The resentencing process is part of a broader judicial review involving 48 inmates whose sentences are being reconsidered under the new legal framework.

This follows President Mnangagwa’s signing of the Death Penalty Abolition Bill into law on December 31, 2024.

Justice, Legal and Parliamentary Affairs Permanent Secretary Mrs Vimbai Nyemba told The Herald that following the passage of the Death Penalty Abolition Act, a stakeholder coordination meeting was held in February to develop an action plan for resentencing individuals.

“The Zimbabwe Prisons and Correctional Service provided the Judicial Service Commission with 21 records, which included information on 48 inmates on death row,” she said.

“This submission is intended to facilitate the review and resentencing process for these individuals.”

The inmates were convicted of murder under aggravating circumstances, including premeditation, extreme violence or the loss of life involving vulnerable individuals such as children or older adults.

Mrs Nyemba said the High Court was actively working to finalise all cases and progress was being made.

“Out of these cases, 19 remain pending resolution, while 29 inmates have been resentenced and received a range of alternative penalties,” she said.

“These sentences differ considerably, including options such as extended custodial terms and life imprisonment, based on the unique circumstances of each case.

“At present, there are still 19 inmates whose situations remain unresolved.”

Abolition of the death sentence, she added, marked a deliberate shift from a punitive and retributive justice system to a more rehabilitative approach.

“The abolition of the death penalty represents a significant and progressive advancement for Zimbabwe, which had previously maintained a moratorium on executions,” said Mrs Nyemba.

“The Constitution of 2013 had partially terminated the application of the death penalty, limiting its enforcement to instances of murder under aggravating circumstances.

“Notably, the imposition of this sentence was prohibited for women, individuals under the age of 21 at the time the offence was committed and those over 70 years of age.

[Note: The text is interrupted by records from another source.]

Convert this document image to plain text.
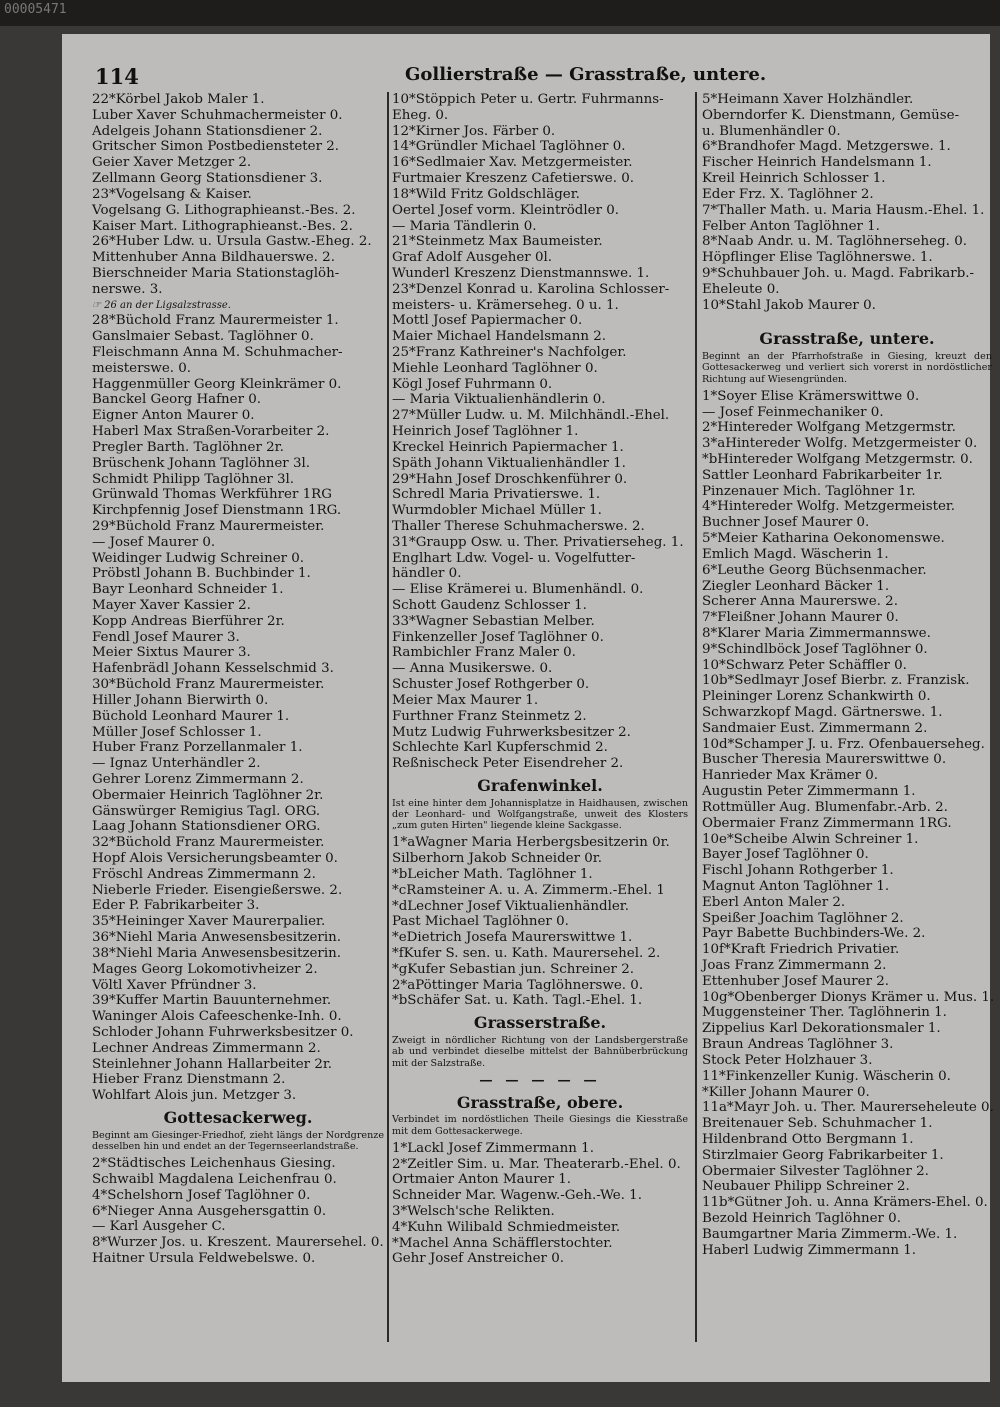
00005471
114	Gollierstraße — Grasstraße, untere.
22*Körbel Jakob Maler 1.
Luber Xaver Schuhmachermeister 0.
Adelgeis Johann Stationsdiener 2.
Gritscher Simon Postbediensteter 2.
Geier Xaver Metzger 2.
Zellmann Georg Stationsdiener 3.
23*Vogelsang & Kaiser.
Vogelsang G. Lithographieanst.-Bes. 2.
Kaiser Mart. Lithographieanst.-Bes. 2.
26*Huber Ldw. u. Ursula Gastw.-Eheg. 2.
Mittenhuber Anna Bildhauerswe. 2.
Bierschneider Maria Stationstaglöh-
nerswe. 3.
☞ 26 an der Ligsalzstrasse.
28*Büchold Franz Maurermeister 1.
Ganslmaier Sebast. Taglöhner 0.
Fleischmann Anna M. Schuhmacher-
meisterswe. 0.
Haggenmüller Georg Kleinkrämer 0.
Banckel Georg Hafner 0.
Eigner Anton Maurer 0.
Haberl Max Straßen-Vorarbeiter 2.
Pregler Barth. Taglöhner 2r.
Brüschenk Johann Taglöhner 3l.
Schmidt Philipp Taglöhner 3l.
Grünwald Thomas Werkführer 1RG
Kirchpfennig Josef Dienstmann 1RG.
29*Büchold Franz Maurermeister.
— Josef Maurer 0.
Weidinger Ludwig Schreiner 0.
Pröbstl Johann B. Buchbinder 1.
Bayr Leonhard Schneider 1.
Mayer Xaver Kassier 2.
Kopp Andreas Bierführer 2r.
Fendl Josef Maurer 3.
Meier Sixtus Maurer 3.
Hafenbrädl Johann Kesselschmid 3.
30*Büchold Franz Maurermeister.
Hiller Johann Bierwirth 0.
Büchold Leonhard Maurer 1.
Müller Josef Schlosser 1.
Huber Franz Porzellanmaler 1.
— Ignaz Unterhändler 2.
Gehrer Lorenz Zimmermann 2.
Obermaier Heinrich Taglöhner 2r.
Gänswürger Remigius Tagl. ORG.
Laag Johann Stationsdiener ORG.
32*Büchold Franz Maurermeister.
Hopf Alois Versicherungsbeamter 0.
Fröschl Andreas Zimmermann 2.
Nieberle Frieder. Eisengießerswe. 2.
Eder P. Fabrikarbeiter 3.
35*Heininger Xaver Maurerpalier.
36*Niehl Maria Anwesensbesitzerin.
38*Niehl Maria Anwesensbesitzerin.
Mages Georg Lokomotivheizer 2.
Völtl Xaver Pfründner 3.
39*Kuffer Martin Bauunternehmer.
Waninger Alois Cafeeschenke-Inh. 0.
Schloder Johann Fuhrwerksbesitzer 0.
Lechner Andreas Zimmermann 2.
Steinlehner Johann Hallarbeiter 2r.
Hieber Franz Dienstmann 2.
Wohlfart Alois jun. Metzger 3.
Gottesackerweg.
Beginnt am Giesinger-Friedhof, zieht längs der Nordgrenze desselben hin und endet an der Tegernseerlandstraße.
2*Städtisches Leichenhaus Giesing.
Schwaibl Magdalena Leichenfrau 0.
4*Schelshorn Josef Taglöhner 0.
6*Nieger Anna Ausgehersgattin 0.
— Karl Ausgeher C.
8*Wurzer Jos. u. Kreszent. Maurersehel. 0.
Haitner Ursula Feldwebelswe. 0.
10*Stöppich Peter u. Gertr. Fuhrmanns-
Eheg. 0.
12*Kirner Jos. Färber 0.
14*Gründler Michael Taglöhner 0.
16*Sedlmaier Xav. Metzgermeister.
Furtmaier Kreszenz Cafetierswe. 0.
18*Wild Fritz Goldschläger.
Oertel Josef vorm. Kleintrödler 0.
— Maria Tändlerin 0.
21*Steinmetz Max Baumeister.
Graf Adolf Ausgeher 0l.
Wunderl Kreszenz Dienstmannswe. 1.
23*Denzel Konrad u. Karolina Schlosser-
meisters- u. Krämerseheg. 0 u. 1.
Mottl Josef Papiermacher 0.
Maier Michael Handelsmann 2.
25*Franz Kathreiner's Nachfolger.
Miehle Leonhard Taglöhner 0.
Kögl Josef Fuhrmann 0.
— Maria Viktualienhändlerin 0.
27*Müller Ludw. u. M. Milchhändl.-Ehel.
Heinrich Josef Taglöhner 1.
Kreckel Heinrich Papiermacher 1.
Späth Johann Viktualienhändler 1.
29*Hahn Josef Droschkenführer 0.
Schredl Maria Privatierswe. 1.
Wurmdobler Michael Müller 1.
Thaller Therese Schuhmacherswe. 2.
31*Graupp Osw. u. Ther. Privatierseheg. 1.
Englhart Ldw. Vogel- u. Vogelfutter-
händler 0.
— Elise Krämerei u. Blumenhändl. 0.
Schott Gaudenz Schlosser 1.
33*Wagner Sebastian Melber.
Finkenzeller Josef Taglöhner 0.
Rambichler Franz Maler 0.
— Anna Musikerswe. 0.
Schuster Josef Rothgerber 0.
Meier Max Maurer 1.
Furthner Franz Steinmetz 2.
Mutz Ludwig Fuhrwerksbesitzer 2.
Schlechte Karl Kupferschmid 2.
Reßnischeck Peter Eisendreher 2.
Grafenwinkel.
Ist eine hinter dem Johannisplatze in Haidhausen, zwischen der Leonhard- und Wolfgangstraße, unweit des Klosters „zum guten Hirten" liegende kleine Sackgasse.
1*aWagner Maria Herbergsbesitzerin 0r.
Silberhorn Jakob Schneider 0r.
*bLeicher Math. Taglöhner 1.
*cRamsteiner A. u. A. Zimmerm.-Ehel. 1
*dLechner Josef Viktualienhändler.
Past Michael Taglöhner 0.
*eDietrich Josefa Maurerswittwe 1.
*fKufer S. sen. u. Kath. Maurersehel. 2.
*gKufer Sebastian jun. Schreiner 2.
2*aPöttinger Maria Taglöhnerswe. 0.
*bSchäfer Sat. u. Kath. Tagl.-Ehel. 1.
Grasserstraße.
Zweigt in nördlicher Richtung von der Landsbergerstraße ab und verbindet dieselbe mittelst der Bahnüberbrückung mit der Salzstraße.
— — — — —
Grasstraße, obere.
Verbindet im nordöstlichen Theile Giesings die Kiesstraße mit dem Gottesackerwege.
1*Lackl Josef Zimmermann 1.
2*Zeitler Sim. u. Mar. Theaterarb.-Ehel. 0.
Ortmaier Anton Maurer 1.
Schneider Mar. Wagenw.-Geh.-We. 1.
3*Welsch'sche Relikten.
4*Kuhn Wilibald Schmiedmeister.
*Machel Anna Schäfflerstochter.
Gehr Josef Anstreicher 0.
5*Heimann Xaver Holzhändler.
Oberndorfer K. Dienstmann, Gemüse-
u. Blumenhändler 0.
6*Brandhofer Magd. Metzgerswe. 1.
Fischer Heinrich Handelsmann 1.
Kreil Heinrich Schlosser 1.
Eder Frz. X. Taglöhner 2.
7*Thaller Math. u. Maria Hausm.-Ehel. 1.
Felber Anton Taglöhner 1.
8*Naab Andr. u. M. Taglöhnerseheg. 0.
Höpflinger Elise Taglöhnerswe. 1.
9*Schuhbauer Joh. u. Magd. Fabrikarb.-
Eheleute 0.
10*Stahl Jakob Maurer 0.
Grasstraße, untere.
Beginnt an der Pfarrhofstraße in Giesing, kreuzt den Gottesackerweg und verliert sich vorerst in nordöstlicher Richtung auf Wiesengründen.
1*Soyer Elise Krämerswittwe 0.
— Josef Feinmechaniker 0.
2*Hintereder Wolfgang Metzgermstr.
3*aHintereder Wolfg. Metzgermeister 0.
*bHintereder Wolfgang Metzgermstr. 0.
Sattler Leonhard Fabrikarbeiter 1r.
Pinzenauer Mich. Taglöhner 1r.
4*Hintereder Wolfg. Metzgermeister.
Buchner Josef Maurer 0.
5*Meier Katharina Oekonomenswe.
Emlich Magd. Wäscherin 1.
6*Leuthe Georg Büchsenmacher.
Ziegler Leonhard Bäcker 1.
Scherer Anna Maurerswe. 2.
7*Fleißner Johann Maurer 0.
8*Klarer Maria Zimmermannswe.
9*Schindlböck Josef Taglöhner 0.
10*Schwarz Peter Schäffler 0.
10b*Sedlmayr Josef Bierbr. z. Franzisk.
Pleininger Lorenz Schankwirth 0.
Schwarzkopf Magd. Gärtnerswe. 1.
Sandmaier Eust. Zimmermann 2.
10d*Schamper J. u. Frz. Ofenbauerseheg.
Buscher Theresia Maurerswittwe 0.
Hanrieder Max Krämer 0.
Augustin Peter Zimmermann 1.
Rottmüller Aug. Blumenfabr.-Arb. 2.
Obermaier Franz Zimmermann 1RG.
10e*Scheibe Alwin Schreiner 1.
Bayer Josef Taglöhner 0.
Fischl Johann Rothgerber 1.
Magnut Anton Taglöhner 1.
Eberl Anton Maler 2.
Speißer Joachim Taglöhner 2.
Payr Babette Buchbinders-We. 2.
10f*Kraft Friedrich Privatier.
Joas Franz Zimmermann 2.
Ettenhuber Josef Maurer 2.
10g*Obenberger Dionys Krämer u. Mus. 1.
Muggensteiner Ther. Taglöhnerin 1.
Zippelius Karl Dekorationsmaler 1.
Braun Andreas Taglöhner 3.
Stock Peter Holzhauer 3.
11*Finkenzeller Kunig. Wäscherin 0.
*Killer Johann Maurer 0.
11a*Mayr Joh. u. Ther. Maurerseheleute 0.
Breitenauer Seb. Schuhmacher 1.
Hildenbrand Otto Bergmann 1.
Stirzlmaier Georg Fabrikarbeiter 1.
Obermaier Silvester Taglöhner 2.
Neubauer Philipp Schreiner 2.
11b*Gütner Joh. u. Anna Krämers-Ehel. 0.
Bezold Heinrich Taglöhner 0.
Baumgartner Maria Zimmerm.-We. 1.
Haberl Ludwig Zimmermann 1.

“The complete abolition of the death penalty finalises this reform and highlights the importance of the right to life, as well as the promotion and protection of the rights to equality, human dignity and freedom from torture, cruel, inhuman or degrading treatment or punishment, among other fundamental rights.”

Mrs Nyemba said Zimbabwe’s decision aligns with international and regional calls for the abolition of capital punishment.

“By abolishing this practice, Zimbabwe contributes to the global discourse against capital punishment, thereby encouraging other member states to consider similar actions,” she said.

“The Act has amended various provisions within the Criminal Procedure and Evidence Act, the Criminal Law Codification and Reform Act, the Genocide Act, the Geneva Conventions Act and the Defence Act.”

Mrs Nyemba said individuals previously sentenced to death represented a risk to society.

“These individuals have committed serious crimes that our judicial system has deemed so severe that they do not warrant mercy,” she said.

“The State is committed to upholding its principles and distinguishing itself from such unacceptable behaviour. While we support the pursuit of leniency, it is crucial to recognise the gravity of the actions committed by these individuals.”

Since independence, the country has carried out 105 executions, with the last one being conducted in July 2005.